Due to the ceasefire in tariffs between China and the United States, Nomura has upgraded its rating on Chinese stocks to "tactical overweight", reducing the geopolitical risk premium associated with Chinese stocks.
Nomura Holdings strategist raised the rating of Chinese stocks to "tactically overweight", stating that the temporary truce in the China-US trade war is a significant positive for the Chinese stock market.
Led by Chetan Seth, the strategist wrote in a report on Tuesday, "These developments should help reduce the geopolitical risk premium associated with Chinese stocks." They added that Chinese stocks are still attractively valued, and some global investors have room to return.
The shift from a "neutral" rating by Nomura comes after the unexpected easing of tensions in the China-US trade dispute following negotiations over the weekend. The US announced on Monday that it would reduce tariffs on most Chinese imports to 30% within 90 days, while China agreed to lower tariffs on US goods to 10%. President Trump also stated that China has agreed to remove non-tariff barriers to imports.

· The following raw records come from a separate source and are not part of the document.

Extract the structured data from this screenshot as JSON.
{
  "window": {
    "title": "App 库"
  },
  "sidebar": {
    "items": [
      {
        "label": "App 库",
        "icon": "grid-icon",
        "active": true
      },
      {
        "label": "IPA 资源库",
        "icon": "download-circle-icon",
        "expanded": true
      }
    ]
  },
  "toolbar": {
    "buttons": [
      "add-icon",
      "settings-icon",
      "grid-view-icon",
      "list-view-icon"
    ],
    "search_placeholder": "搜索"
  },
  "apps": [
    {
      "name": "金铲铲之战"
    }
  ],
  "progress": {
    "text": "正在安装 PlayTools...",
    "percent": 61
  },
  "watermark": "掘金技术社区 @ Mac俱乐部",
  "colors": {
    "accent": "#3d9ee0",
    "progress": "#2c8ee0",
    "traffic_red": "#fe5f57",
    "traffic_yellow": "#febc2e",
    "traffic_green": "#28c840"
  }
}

The agreement removes a major uncertainty, leading analysts to believe that the trade truce will attract more funds into the Chinese stock market. Prior to the weekend negotiations, the local Chinese market had shown positive momentum, boosted by measures such as interest rate cuts by the central bank and support from decision makers like the "national team" of investors.
The benchmark stock index in China gave back gains from the morning session to close nearly unchanged, as the tariff reductions dampened expectations of major stimulus measures by the Chinese government. The Hang Seng Index of Chinese stocks listed in Hong Kong fell 1.8%, partially retracing gains from Monday.
Meanwhile, the onshore and offshore Chinese yuan exchange rates rose to six-month highs on Tuesday after the People's Bank of China set the yuan's midpoint stronger than 7.2 per dollar.
Nomura increased its holdings in Chinese stocks by cutting its overweight position in India. This is the first significant upward adjustment to Chinese allocation by strategists since the temporary truce in the trade war between the world's two largest economies.
The strategists wrote, "Having overweight positions in both India and Chinese stocks can provide Asian stock investors with a natural hedge against trade-related volatility."
While the market had anticipated a tariff reduction, the actual decrease far exceeded expectations, bringing significant positives to global stock markets. According to a recent survey by Nomura, less than 10% of respondents expected tariffs to be lowered to below 34%.
The strategists stated that the geopolitical risk premium between China and the US has decreased, potentially pushing the forward price-to-earnings ratio of the MSCI China Index to 13 times. Bloomberg data shows that the current forward price-to-earnings ratio of the index is 10.9 times.